Nonpartisan elections. Should NYC imitate California here? Because Mr. Bloomberg presumably couldn't rig this one-couldn't get the newspaper owners and editorial boards to sign on early, as he successfully did for the legislative extension of term limits-there won't be anything on the ballot about ending party primaries. And there shouldn't be, for several reasons: such a large and consequential change couldn't be adequately debated and digested by the public in only two months; it was already voted down 70 percent to 30 percent in 2003; and it's a canard to say that party primaries disenfranchise other voters since a voter can choose any party to vote in-language about "denying the franchise" resonates of Jim Crow laws but has nothing in common with them.

Public advocate. Though the New York Post and Daily News once a year routinely call for the abolition of this 179-year-old office (with periodic name changes)-and mayors, too, have predictably kvetched about an office that's mandated to be the watchdog over City Hall-there's no public support for ending something that keeps the bureaucracy on its toes. So it's not and shouldn't be on the fall ballot. (But because the office does institutionally annoy mayors, its size has shrunk by more than half in 20 years; so ideally its budget should be protected from political retaliation by fixing it as a percentage of some mayoral or council entity, like the Independent Budget Office is.)

Instant Runoff Elections. Although the Commission's staff wanted to, this won't be on the ballot, either. But it's a good idea that works in San Francisco and 10 other cities as well. Voters in a primary vote for her/his first choice, then her/his second, third, fourth ... and whoever gets to 50 percent that night in the final two-way or three-way matchup becomes the party's nominee.
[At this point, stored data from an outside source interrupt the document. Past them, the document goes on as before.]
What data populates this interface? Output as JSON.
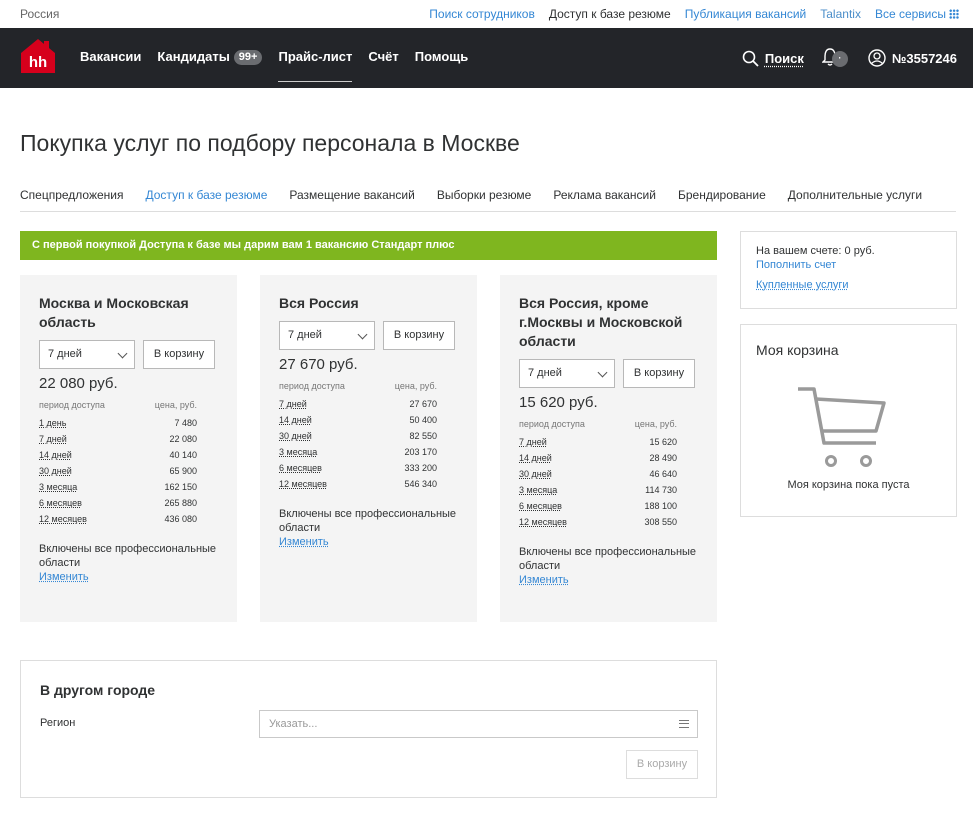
{
  "topbar": {
    "country": "Россия",
    "links": [
      {
        "label": "Поиск сотрудников"
      },
      {
        "label": "Доступ к базе резюме"
      },
      {
        "label": "Публикация вакансий"
      },
      {
        "label": "Talantix"
      },
      {
        "label": "Все сервисы"
      }
    ]
  },
  "header": {
    "logo_text": "hh",
    "nav": [
      "Вакансии",
      "Кандидаты",
      "Прайс-лист",
      "Счёт",
      "Помощь"
    ],
    "candidates_badge": "99+",
    "search_label": "Поиск",
    "notification_count": "·",
    "account_number": "№3557246"
  },
  "page": {
    "title": "Покупка услуг по подбору персонала в Москве",
    "tabs": [
      "Спецпредложения",
      "Доступ к базе резюме",
      "Размещение вакансий",
      "Выборки резюме",
      "Реклама вакансий",
      "Брендирование",
      "Дополнительные услуги"
    ],
    "promo": "С первой покупкой Доступа к базе мы дарим вам 1 вакансию Стандарт плюс"
  },
  "common": {
    "period_header": "период доступа",
    "price_header": "цена, руб.",
    "add_to_cart": "В корзину",
    "included_note": "Включены все профессиональные области",
    "change_link": "Изменить"
  },
  "cards": [
    {
      "title": "Москва и Московская область",
      "selected_period": "7 дней",
      "price": "22 080 руб.",
      "rows": [
        {
          "period": "1 день",
          "price": "7 480"
        },
        {
          "period": "7 дней",
          "price": "22 080"
        },
        {
          "period": "14 дней",
          "price": "40 140"
        },
        {
          "period": "30 дней",
          "price": "65 900"
        },
        {
          "period": "3 месяца",
          "price": "162 150"
        },
        {
          "period": "6 месяцев",
          "price": "265 880"
        },
        {
          "period": "12 месяцев",
          "price": "436 080"
        }
      ]
    },
    {
      "title": "Вся Россия",
      "selected_period": "7 дней",
      "price": "27 670 руб.",
      "rows": [
        {
          "period": "7 дней",
          "price": "27 670"
        },
        {
          "period": "14 дней",
          "price": "50 400"
        },
        {
          "period": "30 дней",
          "price": "82 550"
        },
        {
          "period": "3 месяца",
          "price": "203 170"
        },
        {
          "period": "6 месяцев",
          "price": "333 200"
        },
        {
          "period": "12 месяцев",
          "price": "546 340"
        }
      ]
    },
    {
      "title": "Вся Россия, кроме г.Москвы и Московской области",
      "selected_period": "7 дней",
      "price": "15 620 руб.",
      "rows": [
        {
          "period": "7 дней",
          "price": "15 620"
        },
        {
          "period": "14 дней",
          "price": "28 490"
        },
        {
          "period": "30 дней",
          "price": "46 640"
        },
        {
          "period": "3 месяца",
          "price": "114 730"
        },
        {
          "period": "6 месяцев",
          "price": "188 100"
        },
        {
          "period": "12 месяцев",
          "price": "308 550"
        }
      ]
    }
  ],
  "other_city": {
    "title": "В другом городе",
    "region_label": "Регион",
    "region_placeholder": "Указать..."
  },
  "sidebar": {
    "balance": "На вашем счете: 0 руб.",
    "top_up": "Пополнить счет",
    "purchased": "Купленные услуги",
    "cart_title": "Моя корзина",
    "cart_empty": "Моя корзина пока пуста"
  },
  "colors": {
    "accent_blue": "#3487d4",
    "promo_green": "#7fb61f",
    "header_bg": "#232529",
    "logo_red": "#d6001c"
  }
}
Having been in two city-wide primary runoffs this past decade, I think the IRV saves money by avoiding an extra day of voting, determines the winner when more people usually vote, makes sure that no one's vote is "wasted" on a beloved underdog and avoids what can turn into a racially fractious runoff. (FYI, Freddy Ferrer and I both support IRV.)

Small democracy. There will be several worthwhile procedural changes on the November ballot. The source of independent expenditures would have to be disclosed; ethics fines would be raised; the number of petition signatures to qualify for the ballot would be lowered; and an obscure and underfunded Voter Assistance Commission would be merged into the largely effective Campaign Finance Board-creating a sort of super-pro-democracy office. Obviously more has to be done to prod turnout, which fell in 2009 to a dismal, actually shocking, 8 percent in contested citywide primaries.

Stop annual Charter Commissions! Albany has other priorities now, but it should also repeal that state law provision which gives an already strong mayoralty the sole power to pick quickie annual commissions. At the least, there should be a rule against such frequent commissions, and other public officials should be able to appoint some members as well. Assemblyman Jim Brennan of Brooklyn has already held hearings to do just that.

So if you're keeping score, a big Bronx cheer for Mayor Bloomberg for getting us into this fine mess, but at least he has figured out a way to get the city out of it by choosing a quality commission, by not hurriedly forcing nonpartisan elections onto the ballot and by keeping mum on the new two-term proposal. This time, it'll be up to the rest of us.